A 70-year-old woman with hypertension presents after a fall. Her medications include hydrochlorothiazide. Her blood pressure is 130/70 mm/Hg, with heart rate of 86. She has normal orthostatic vital signs. Her mucus membranes are moist and she has no jugular venous distension, edema, or ascites. Her plasma sodium (PNa) is 125 mmol/L, potassium 3.6 mmol/L, blood urea nitrogen (BUN) 30 mg/dL, and creatinine 0.8 mg/dL. Additional labs include serum thyroid stimulating hormone 1.12 mIU/L, cortisol 15 mcg/dL, serum osmolality 270 mOsm/kg, uric acid 4 mg/dL, urine osmolality 300 mOsm/kg, urine sodium (UNa) 40 mmol/L, fractional excretion of sodium 1.0%, and fractional excretion of urate (FEUrate) 13%. She receives 2 L isotonic saline intravenously over 24 hours, with resulting PNa of 127.
What is the cause of her hyponatremia, and how should her hyponatremia be managed?

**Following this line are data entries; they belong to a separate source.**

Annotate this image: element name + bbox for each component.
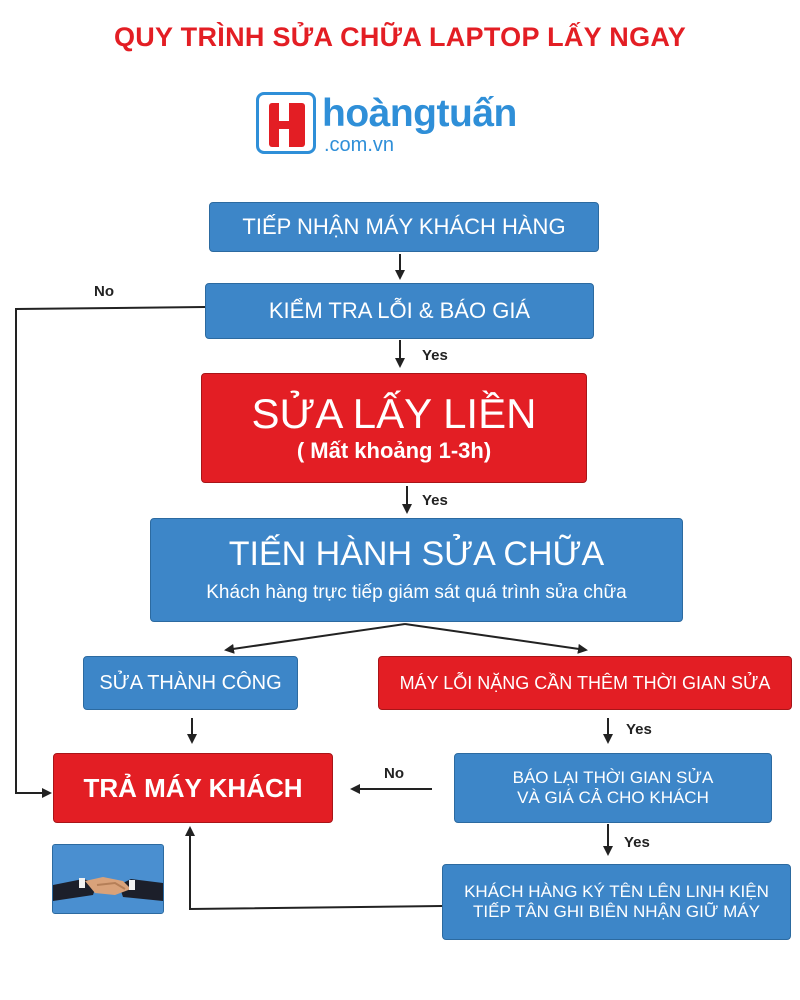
arrow-sign-return (190, 828, 442, 909)
step-return-device: TRẢ MÁY KHÁCH (53, 753, 333, 823)
step-do-repair (150, 518, 683, 622)
handshake-icon (52, 844, 164, 914)
report-line-2: VÀ GIÁ CẢ CHO KHÁCH (517, 788, 709, 807)
label-yes-4: Yes (624, 834, 650, 851)
step-quick-repair (201, 373, 587, 483)
step-report-back (454, 753, 772, 823)
report-line-1: BÁO LẠI THỜI GIAN SỬA (512, 768, 714, 787)
step-success: SỬA THÀNH CÔNG (83, 656, 298, 710)
arrow-repair-success (226, 624, 405, 650)
label-no-mid: No (384, 765, 404, 782)
sign-line-1: KHÁCH HÀNG KÝ TÊN LÊN LINH KIỆN (464, 882, 769, 901)
logo-domain: .com.vn (324, 134, 395, 156)
quick-repair-title: SỬA LẤY LIỀN (251, 390, 537, 437)
arrow-repair-heavy (405, 624, 586, 650)
sign-line-2: TIẾP TÂN GHI BIÊN NHẬN GIỮ MÁY (473, 902, 760, 921)
label-no-top: No (94, 283, 114, 300)
logo-name: hoàngtuấn (322, 92, 517, 135)
do-repair-title: TIẾN HÀNH SỬA CHỮA (228, 535, 605, 573)
step-heavy-fault: MÁY LỖI NẶNG CẦN THÊM THỜI GIAN SỬA (378, 656, 792, 710)
step-check-quote: KIỂM TRA LỖI & BÁO GIÁ (205, 283, 594, 339)
label-yes-3: Yes (626, 721, 652, 738)
do-repair-note: Khách hàng trực tiếp giám sát quá trình sửa chữa (206, 582, 627, 603)
quick-repair-duration: ( Mất khoảng 1-3h) (296, 438, 492, 463)
label-yes-2: Yes (422, 492, 448, 509)
step-receive: TIẾP NHẬN MÁY KHÁCH HÀNG (209, 202, 599, 252)
page-title: QUY TRÌNH SỬA CHỮA LAPTOP LẤY NGAY (113, 22, 687, 52)
step-sign-receipt (442, 864, 791, 940)
label-yes-1: Yes (422, 347, 448, 364)
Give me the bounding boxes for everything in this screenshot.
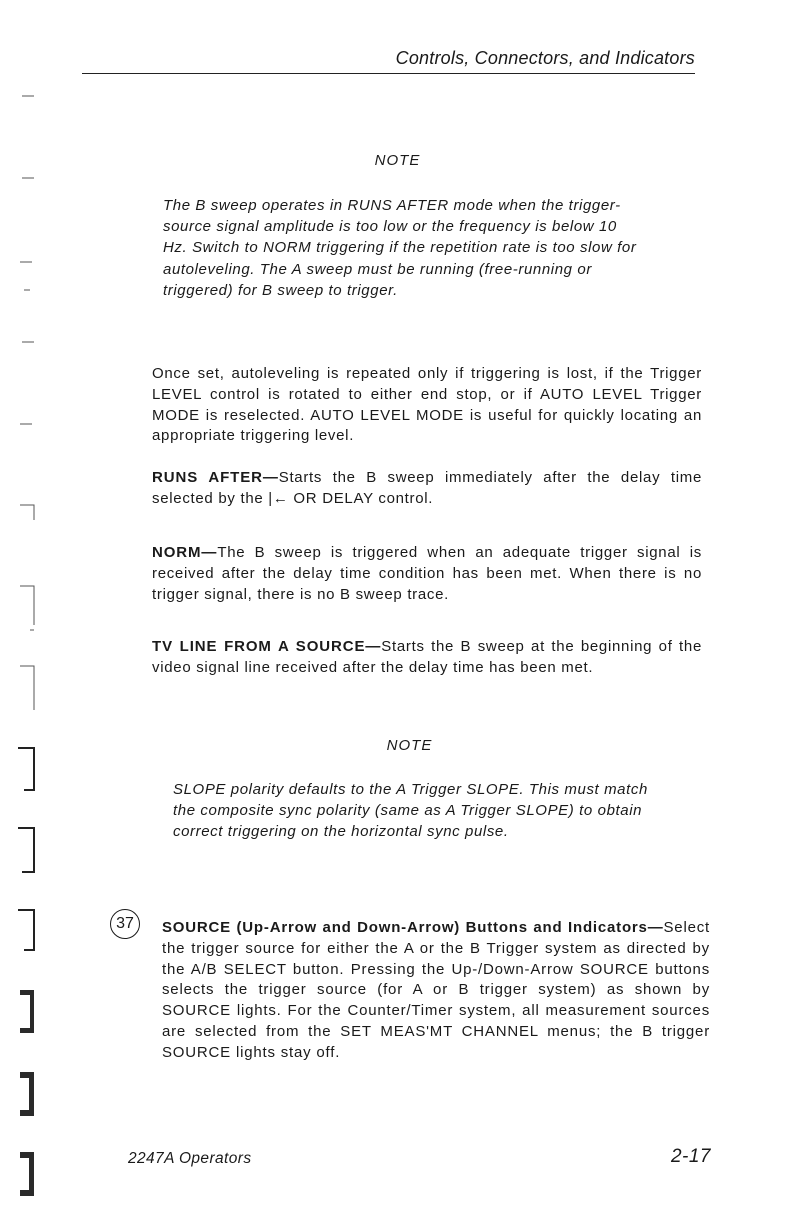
item-37-heading: SOURCE (Up-Arrow and Down-Arrow) Buttons and Indicators— (162, 919, 664, 936)
page-number: 2-17 (670, 1146, 711, 1167)
term-runs-after: RUNS AFTER— (152, 469, 279, 486)
footer-manual-title: 2247A Operators (128, 1150, 252, 1167)
text-norm: The B sweep is triggered when an adequate trigger signal is received after the delay time condition has been met. When there is no trigger signal, there is no B sweep trace. (152, 544, 702, 603)
paragraph-norm (152, 543, 702, 605)
term-tv-line: TV LINE FROM A SOURCE— (152, 638, 382, 655)
item-37-text: Select the trigger source for either the A or the B Trigger system as directed by the A/B SELECT button. Pressing the Up-/Down-Arrow SOURCE buttons selects the trigger source (for A or B trigger system) as shown by SOURCE lights. For the Counter/Timer system, all measurement sources are selected from the SET MEAS'MT CHANNEL menus; the B trigger SOURCE lights stay off. (162, 919, 710, 1061)
running-header: Controls, Connectors, and Indicators (395, 48, 695, 68)
term-norm: NORM— (152, 544, 218, 561)
text-runs-after: Starts the B sweep immediately after the delay time selected by the |← OR DELAY control. (152, 469, 702, 507)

Hyponatremia is one of the most common electrolyte abnormalities; it has a prevalence as high as 30% upon admission to the hospital.1 Hyponatremia is important clinically because of its high risk of mortality in the acute and symptomatic setting, and the risk of central pontine myelinolysis (CPM), or death with too rapid correction.2 Even so-called “asymptomatic” mild hyponatremia is associated with increased falls and impairments in gait and attention in the elderly.3
Hyponatremia is a state of excess water compared with the amount of solute in the extracellular fluid. To aid in diagnosing the etiology of hypotonic hyponatremia, the differential is traditionally divided into categories based on extracellular fluid volume (ECV) status, as shown in Table 1 (below), with syndrome of inappropriate antidiuretic hormone secretion (SIADH) being the most common cause of euvolemic hyponatremia.2 However, data show that clinical determination of volume status is often flawed,4 and an algorithmic approach to diagnosis and treatment yields improved results.5
Review of the Data
Diagnosis of SIADH. The original diagnostic criteria for SIADH, with minor modifications, are presented in Table 2, page 18).6,7,8 However, applying these criteria in clinical settings presents several difficulties, most notably a determination of ECV. The gold standard for assessing ECV status is by radioisotope, which is not practically feasible.9 Therefore, clinicians must rely on surrogate clinical markers of ECV (orthostatic hypotension, skin turgor, mucus membrane dryness, central venous pressure, BUN, BUN-creatinine ratio, and serum uric acid levels), which lack both sensitivity and specificity.4 Astoundingly, clinical assessment of ECV has been demonstrated to be accurate only 50% of the time when differentiating euvolemic patients from those with hypovolemia.4
Another challenge lies in the interpretation of UNa, which frequently is used as a surrogate for extra-arterial blood volume (EABV) status.10 Unfortunately, in the setting of diuretic use, UNa becomes inaccurate. The FEUrate, however, is unaffected by diuretic use and can be helpful in distinguishing between etiologies of hyponatremia with UNa greater than 30 mmol/L.11 The FEUrate is about 10% in normal euvolemic subjects and is reduced (usually <8%) in patients with low effective arterial blood volume.11,12 A trial of 86 patients demonstrated that a FEUrate of 12% had a specificity and positive predictive value of 100% in accurately identifying SIADH from diuretic-induced hyponatremia in patients on diuretics.11,12 Therefore, the UNa is a valid marker of EABV status when patients are not on diuretics; however, the FEUrate should be used in the setting of diuretic use.